Tyga doesn't even sound like he's having fun here; the prevailing mood is one of vague bitterness, directed at everyone, but particularly women. "Poppa ran a hedge fund/ All his daughter do is give head," he raps on "Shaka Zulu", a blatant "Started from the Bottom" rip-off. On "Muh Fucka", T-Raww threatens to fuck your mom moments after he muses about how no woman will ever match his mother's love—one of the album's several instances of, shall we say, complicated family sexual dynamics. "Pleazer", the desperate, last-ditch single, sucks all the fun from its "Freaky Tales" sample so Tyga can detail how he's "bout to catch a felony" for a young woman whose interests include dick and, uh, dick. It seems possible featured guest Boosie might save the proceedings until he references "Kardashian pussy" and sends the whole thing spiraling down in flames. "Hard for You" is the token ballad; it's about exactly what you think it's about, and just to make things extra uncomfortable, Kylie has reported it's her fave. Yay!

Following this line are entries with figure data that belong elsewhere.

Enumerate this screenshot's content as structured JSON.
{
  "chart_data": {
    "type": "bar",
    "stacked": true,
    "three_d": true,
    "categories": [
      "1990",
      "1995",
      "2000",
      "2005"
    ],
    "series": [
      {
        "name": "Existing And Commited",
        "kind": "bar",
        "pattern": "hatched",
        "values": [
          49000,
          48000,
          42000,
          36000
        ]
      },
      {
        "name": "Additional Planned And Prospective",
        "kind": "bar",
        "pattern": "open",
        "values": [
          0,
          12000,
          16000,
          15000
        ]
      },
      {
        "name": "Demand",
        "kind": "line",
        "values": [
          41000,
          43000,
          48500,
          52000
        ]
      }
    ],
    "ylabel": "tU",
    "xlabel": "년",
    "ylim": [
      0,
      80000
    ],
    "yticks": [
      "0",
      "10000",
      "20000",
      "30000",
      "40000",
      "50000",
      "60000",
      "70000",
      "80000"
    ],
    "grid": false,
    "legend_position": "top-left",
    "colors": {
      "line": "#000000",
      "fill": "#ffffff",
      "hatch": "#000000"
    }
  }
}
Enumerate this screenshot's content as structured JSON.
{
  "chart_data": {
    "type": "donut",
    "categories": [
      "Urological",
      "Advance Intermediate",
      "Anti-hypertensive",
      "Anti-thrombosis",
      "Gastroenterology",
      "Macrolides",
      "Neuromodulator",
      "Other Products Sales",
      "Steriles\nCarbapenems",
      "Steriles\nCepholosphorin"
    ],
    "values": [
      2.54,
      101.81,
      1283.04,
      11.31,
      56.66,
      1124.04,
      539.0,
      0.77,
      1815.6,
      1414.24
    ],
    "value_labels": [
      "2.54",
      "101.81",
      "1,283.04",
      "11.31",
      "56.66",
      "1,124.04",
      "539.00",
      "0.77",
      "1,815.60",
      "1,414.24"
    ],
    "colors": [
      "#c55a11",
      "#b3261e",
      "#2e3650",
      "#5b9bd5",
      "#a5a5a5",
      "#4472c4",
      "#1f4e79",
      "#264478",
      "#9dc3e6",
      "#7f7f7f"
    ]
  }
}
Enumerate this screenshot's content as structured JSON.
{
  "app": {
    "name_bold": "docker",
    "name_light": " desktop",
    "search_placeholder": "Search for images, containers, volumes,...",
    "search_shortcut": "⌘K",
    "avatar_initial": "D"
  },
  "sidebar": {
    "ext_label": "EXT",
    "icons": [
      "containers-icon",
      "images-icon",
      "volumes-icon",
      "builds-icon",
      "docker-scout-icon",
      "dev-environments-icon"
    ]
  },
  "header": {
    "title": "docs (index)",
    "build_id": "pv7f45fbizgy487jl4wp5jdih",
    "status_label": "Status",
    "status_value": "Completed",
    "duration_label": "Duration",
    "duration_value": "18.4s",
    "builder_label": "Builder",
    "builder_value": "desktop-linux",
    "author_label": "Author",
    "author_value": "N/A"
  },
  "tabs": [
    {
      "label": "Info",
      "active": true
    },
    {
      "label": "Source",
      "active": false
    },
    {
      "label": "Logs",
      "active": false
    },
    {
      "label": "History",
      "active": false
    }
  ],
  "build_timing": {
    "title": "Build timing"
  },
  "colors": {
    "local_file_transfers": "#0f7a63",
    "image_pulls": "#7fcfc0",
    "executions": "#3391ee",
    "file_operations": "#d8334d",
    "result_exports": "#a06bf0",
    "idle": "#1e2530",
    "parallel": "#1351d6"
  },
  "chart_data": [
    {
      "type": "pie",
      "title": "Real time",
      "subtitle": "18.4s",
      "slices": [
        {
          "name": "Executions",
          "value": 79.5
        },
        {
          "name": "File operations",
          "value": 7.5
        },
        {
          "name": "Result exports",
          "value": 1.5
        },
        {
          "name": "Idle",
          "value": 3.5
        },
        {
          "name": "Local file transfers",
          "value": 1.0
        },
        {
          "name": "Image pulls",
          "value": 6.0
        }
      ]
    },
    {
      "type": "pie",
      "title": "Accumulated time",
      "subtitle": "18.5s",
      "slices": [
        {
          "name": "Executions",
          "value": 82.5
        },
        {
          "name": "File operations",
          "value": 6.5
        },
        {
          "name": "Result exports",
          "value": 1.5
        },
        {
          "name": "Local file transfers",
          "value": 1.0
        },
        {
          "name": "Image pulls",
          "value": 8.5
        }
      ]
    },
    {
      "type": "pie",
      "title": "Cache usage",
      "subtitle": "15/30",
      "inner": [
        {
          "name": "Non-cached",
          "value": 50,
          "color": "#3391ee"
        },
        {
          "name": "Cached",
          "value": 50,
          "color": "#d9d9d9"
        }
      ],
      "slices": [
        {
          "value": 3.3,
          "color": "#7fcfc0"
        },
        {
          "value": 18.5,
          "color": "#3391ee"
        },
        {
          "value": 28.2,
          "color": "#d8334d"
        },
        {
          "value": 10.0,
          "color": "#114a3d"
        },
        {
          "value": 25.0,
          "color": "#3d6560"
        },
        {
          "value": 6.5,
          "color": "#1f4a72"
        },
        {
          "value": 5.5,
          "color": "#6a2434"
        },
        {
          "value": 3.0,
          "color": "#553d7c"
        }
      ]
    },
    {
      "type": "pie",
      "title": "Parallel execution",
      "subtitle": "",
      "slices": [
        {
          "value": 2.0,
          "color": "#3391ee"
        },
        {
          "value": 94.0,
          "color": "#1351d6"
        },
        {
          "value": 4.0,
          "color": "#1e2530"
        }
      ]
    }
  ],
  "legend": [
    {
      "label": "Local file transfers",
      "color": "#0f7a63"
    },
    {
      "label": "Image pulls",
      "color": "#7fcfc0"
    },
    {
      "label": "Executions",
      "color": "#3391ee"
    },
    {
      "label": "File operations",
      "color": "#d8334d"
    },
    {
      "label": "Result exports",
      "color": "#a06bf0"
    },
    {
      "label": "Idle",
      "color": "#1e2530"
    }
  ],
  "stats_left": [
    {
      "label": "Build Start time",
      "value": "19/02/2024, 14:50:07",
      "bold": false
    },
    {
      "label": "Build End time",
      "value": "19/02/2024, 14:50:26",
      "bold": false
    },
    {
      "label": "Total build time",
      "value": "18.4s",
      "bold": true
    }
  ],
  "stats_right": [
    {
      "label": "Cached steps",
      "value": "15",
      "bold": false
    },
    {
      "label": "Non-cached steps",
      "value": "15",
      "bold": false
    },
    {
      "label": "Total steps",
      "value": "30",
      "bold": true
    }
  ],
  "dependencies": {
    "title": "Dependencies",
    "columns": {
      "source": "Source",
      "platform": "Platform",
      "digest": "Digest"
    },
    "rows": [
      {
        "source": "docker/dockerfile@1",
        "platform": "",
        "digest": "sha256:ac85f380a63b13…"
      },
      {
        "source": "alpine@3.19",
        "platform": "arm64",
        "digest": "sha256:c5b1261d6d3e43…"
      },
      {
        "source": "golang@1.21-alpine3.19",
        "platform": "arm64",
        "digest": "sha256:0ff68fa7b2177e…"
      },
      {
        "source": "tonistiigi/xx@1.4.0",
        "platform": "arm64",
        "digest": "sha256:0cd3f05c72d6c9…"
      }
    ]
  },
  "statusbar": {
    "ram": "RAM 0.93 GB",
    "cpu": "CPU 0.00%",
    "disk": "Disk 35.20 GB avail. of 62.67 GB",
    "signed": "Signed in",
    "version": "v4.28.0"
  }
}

I wish there was anything on The Gold Album that matched the batshit, DGAF audacity of Tyga's creepy storefront or zoologically unreasonable videos: All-seeing eyes of Horus, pussies in sarcophagi, blood orgies in the Agape Lodge with L. Ron Hubbard and Jack Parsons. The closest we've got to any of that is a deeply unsettling moment near the end of cheap 808s & Heartbreak simulacrum "Down for a Min", where Tyga's kitten-like mewls are interrupted by what seems to be Siri's dark, DMT-smoking twin. "Listen to the sound of my voice," she commands. "Darkness will always follow the brightest star." I'm not sure if it's intended to be motivational, or an attempt at subliminal Illuminati mind control—I'm too preoccupied by how similar the stilted, awkward patterns of her robotic delivery are to Tyga's own voice.